Even if keeping Maybin around would leave him with a very minimal role, there is some sense to stashing him on the bench. Depth is always good, and it’s not like Judge, Stanton, or Hicks are bastions of health anyway. Sure, Frazier and Tauchman are still around in the minors, and I’d rather play Clint regularly over Maybin should that need arise, but more depth is still better in this case. Plus, by maximizing the Scranton shuttle, the Yankees can sort of carry 13 pitchers anyway. At this point, Maybin’s earned his keep and it would be a mistake to let him go now. Tables could turn later in the year, but the Yankees have don’t need an extra pitcher at all times.
I think this would be a much easier call for the Yankees if they actually had five healthy starters (fix that, please).

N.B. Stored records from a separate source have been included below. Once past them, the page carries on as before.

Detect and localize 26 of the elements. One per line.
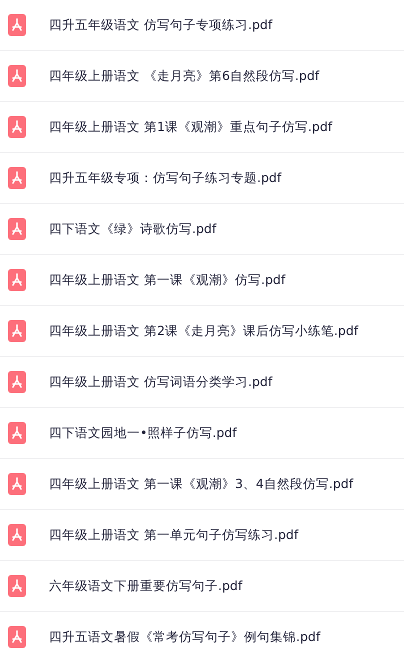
file-name[interactable]: 四年级上册语文 第一单元句子仿写练习.pdf — [49, 526, 298, 544]
file-name[interactable]: 四年级上册语文 第2课《走月亮》课后仿写小练笔.pdf — [49, 322, 358, 340]
pdf-file-icon — [8, 524, 26, 546]
pdf-file-icon — [8, 116, 26, 138]
file-name[interactable]: 四年级上册语文 第一课《观潮》仿写.pdf — [49, 272, 286, 288]
pdf-file-icon — [8, 14, 26, 36]
file-name[interactable]: 四年级上册语文 《走月亮》第6自然段仿写.pdf — [49, 68, 320, 84]
pdf-file-icon — [8, 473, 26, 495]
pdf-file-icon — [8, 575, 26, 597]
pdf-file-icon — [8, 371, 26, 393]
file-name[interactable]: 六年级语文下册重要仿写句子.pdf — [49, 578, 242, 594]
file-name[interactable]: 四年级上册语文 仿写词语分类学习.pdf — [49, 374, 272, 390]
file-name[interactable]: 四下语文园地一•照样子仿写.pdf — [49, 424, 237, 442]
file-name[interactable]: 四下语文《绿》诗歌仿写.pdf — [49, 220, 216, 238]
pdf-file-icon — [8, 626, 26, 648]
pdf-file-icon — [8, 320, 26, 342]
file-name[interactable]: 四升五年级语文 仿写句子专项练习.pdf — [49, 16, 272, 34]
pdf-file-icon — [8, 422, 26, 444]
pdf-file-icon — [8, 218, 26, 240]
file-name[interactable]: 四升五年级专项：仿写句子练习专题.pdf — [49, 170, 282, 186]
file-name[interactable]: 四升五语文暑假《常考仿写句子》例句集锦.pdf — [49, 628, 320, 646]
pdf-file-icon — [8, 65, 26, 87]
file-name[interactable]: 四年级上册语文 第一课《观潮》3、4自然段仿写.pdf — [49, 476, 354, 492]
file-name[interactable]: 四年级上册语文 第1课《观潮》重点句子仿写.pdf — [49, 118, 332, 136]
pdf-file-icon — [8, 269, 26, 291]
pdf-file-icon — [8, 167, 26, 189]
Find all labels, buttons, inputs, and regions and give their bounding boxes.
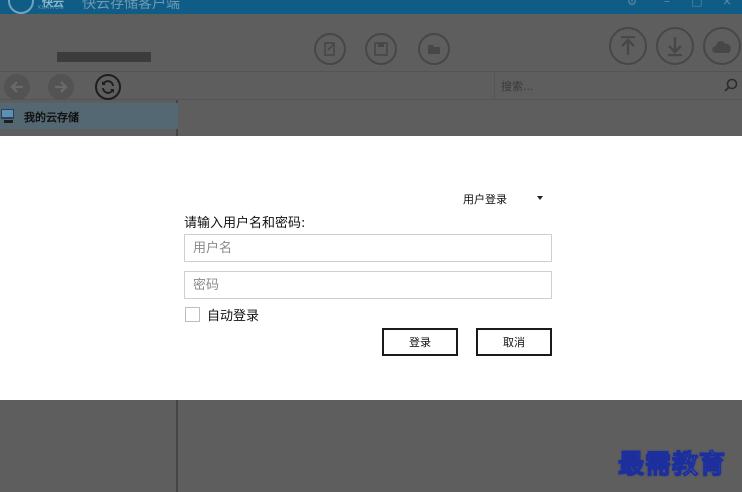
folder-move-icon [428, 45, 440, 54]
forward-button[interactable] [48, 74, 74, 100]
cloud-button[interactable] [703, 27, 741, 65]
username-input[interactable] [185, 235, 551, 261]
refresh-icon [102, 80, 114, 94]
sidebar-item-my-cloud[interactable]: 我的云存储 [0, 103, 178, 129]
folder-move-button[interactable] [418, 33, 450, 65]
login-dialog: 用户登录 请输入用户名和密码: 自动登录 登录 取消 [0, 136, 742, 400]
window-title: 快云存储客户端 [82, 0, 180, 12]
save-button[interactable] [365, 33, 397, 65]
minimize-button[interactable]: – [660, 0, 674, 8]
storage-progress-fill [57, 52, 151, 62]
cancel-button[interactable]: 取消 [476, 328, 552, 356]
search-icon[interactable] [724, 78, 738, 92]
maximize-button[interactable]: □ [690, 0, 704, 8]
save-icon [374, 42, 388, 56]
storage-progress-bar [57, 52, 151, 62]
auto-login-label[interactable]: 自动登录 [207, 305, 259, 324]
upload-icon [621, 36, 635, 55]
edit-doc-button[interactable] [314, 33, 346, 65]
auto-login-checkbox[interactable] [185, 307, 200, 322]
watermark-text: 最需教育 [617, 450, 727, 481]
title-bar: 快云 KUAIYUN 快云存储客户端 ⚙ – □ × [0, 0, 742, 14]
arrow-right-icon [55, 81, 68, 93]
username-field-wrapper [184, 234, 552, 262]
logo-subtext: KUAIYUN [38, 5, 64, 11]
cloud-icon [712, 41, 731, 53]
cloud-storage-icon [1, 109, 14, 123]
login-mode-select[interactable]: 用户登录 [463, 191, 507, 207]
logo-circle-icon [8, 0, 34, 14]
toolbar [0, 14, 742, 72]
download-button[interactable] [656, 27, 694, 65]
upload-button[interactable] [609, 27, 647, 65]
sidebar-item-label: 我的云存储 [24, 111, 79, 124]
back-button[interactable] [4, 74, 30, 100]
nav-row [0, 72, 742, 100]
app-logo: 快云 KUAIYUN [4, 0, 74, 14]
password-field-wrapper [184, 271, 552, 299]
search-box [494, 72, 742, 100]
refresh-button[interactable] [95, 74, 121, 100]
download-icon [668, 37, 682, 57]
settings-icon[interactable]: ⚙ [625, 0, 639, 8]
search-input[interactable] [501, 78, 711, 94]
arrow-left-icon [10, 81, 23, 93]
chevron-down-icon[interactable] [537, 196, 543, 200]
login-prompt: 请输入用户名和密码: [184, 216, 306, 231]
edit-doc-icon [324, 42, 335, 56]
login-button[interactable]: 登录 [382, 328, 458, 356]
sidebar-lower [0, 400, 178, 492]
close-button[interactable]: × [720, 0, 734, 8]
password-input[interactable] [185, 272, 551, 298]
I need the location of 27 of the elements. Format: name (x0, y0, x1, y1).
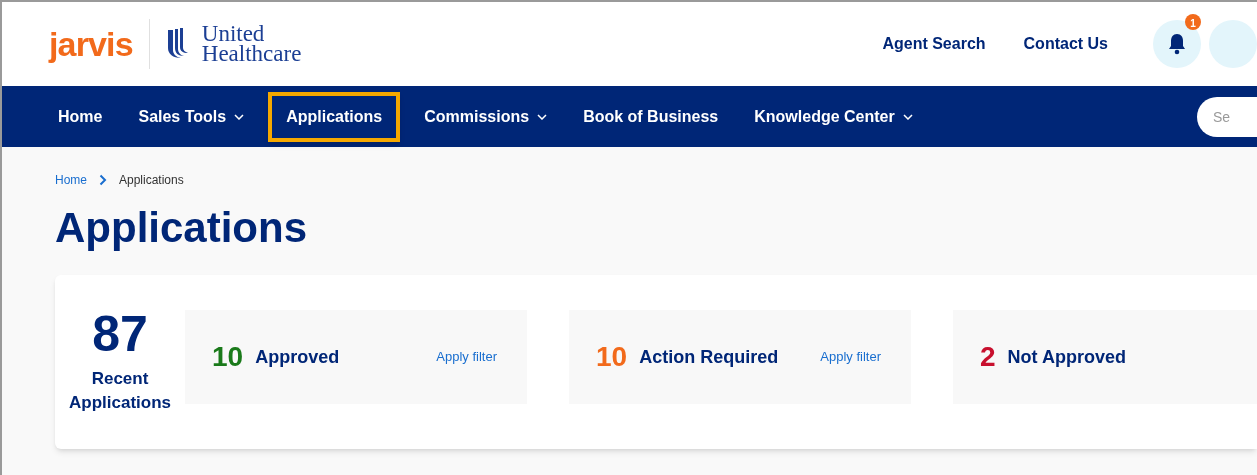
nav-item[interactable]: Home (46, 91, 115, 142)
stat-count: 2 (980, 340, 996, 374)
nav-item[interactable]: Sales Tools (126, 91, 257, 142)
bell-icon (1167, 33, 1187, 55)
apply-filter-link[interactable]: Apply filter (820, 347, 881, 367)
nav-item[interactable]: Knowledge Center (742, 91, 925, 142)
notification-button[interactable] (1153, 20, 1201, 68)
partner-logo-text: United Healthcare (201, 24, 302, 64)
header-link[interactable]: Contact Us (1023, 32, 1108, 56)
header-link[interactable]: Agent Search (882, 32, 986, 56)
stat-count: 10 (596, 340, 628, 374)
stat-count: 10 (212, 340, 244, 374)
stat-label: Approved (255, 345, 340, 369)
total-label: Recent Applications (68, 368, 172, 414)
page-title: Applications (55, 207, 309, 249)
total-count: 87 (92, 309, 148, 359)
search-field[interactable]: Se (1197, 96, 1257, 137)
apply-filter-link[interactable]: Apply filter (436, 347, 497, 367)
breadcrumb-link[interactable]: Home (55, 171, 87, 189)
stat-label: Not Approved (1007, 345, 1126, 369)
notification-badge: 1 (1185, 14, 1201, 30)
nav-item[interactable]: Applications (268, 91, 401, 142)
nav-item[interactable]: Book of Business (571, 91, 731, 142)
stat-label: Action Required (639, 345, 779, 369)
breadcrumb-current: Applications (119, 172, 184, 189)
chevron-right-icon (99, 174, 107, 186)
nav-item[interactable]: Commissions (412, 91, 560, 142)
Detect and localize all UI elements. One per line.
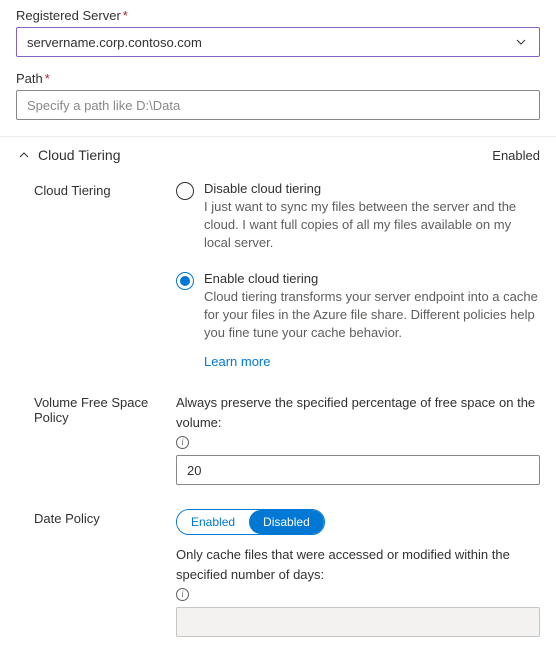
toggle-enabled-option[interactable]: Enabled [177, 510, 249, 534]
date-policy-desc-text: Only cache files that were accessed or m… [176, 545, 540, 584]
info-icon[interactable]: i [176, 588, 189, 601]
registered-server-select[interactable]: servername.corp.contoso.com [16, 27, 540, 57]
enable-tiering-desc: Cloud tiering transforms your server end… [204, 288, 540, 343]
cloud-tiering-section-header[interactable]: Cloud Tiering Enabled [16, 137, 540, 181]
date-policy-input [176, 607, 540, 637]
date-policy-label: Date Policy [16, 509, 176, 637]
chevron-up-icon [16, 147, 32, 163]
volume-policy-desc-text: Always preserve the specified percentage… [176, 393, 540, 432]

Now that they’re using an opener pretty regularly, it wouldn’t surprise me if they’re hesitant to drop a pitcher to keep Maybin around. On the other hand, the way hitting coach Marcus Thames talked about Maybin could be taken as a sign that he’ll remain after Judge’s return.
Ultimately, in the grand scheme of things, letting Maybin go wouldn’t be detrimental. They have outfield depth to spare and one would imagine that all three of Hicks, Judge, and Stanton won’t be on the injured list at the same time again this year. Even so, why lose Maybin when there are reasonable alternatives to clear space for Judge’s imminent return? Not only has Maybin earned a spot, but the Yankees should be able to get by with twelve pitchers.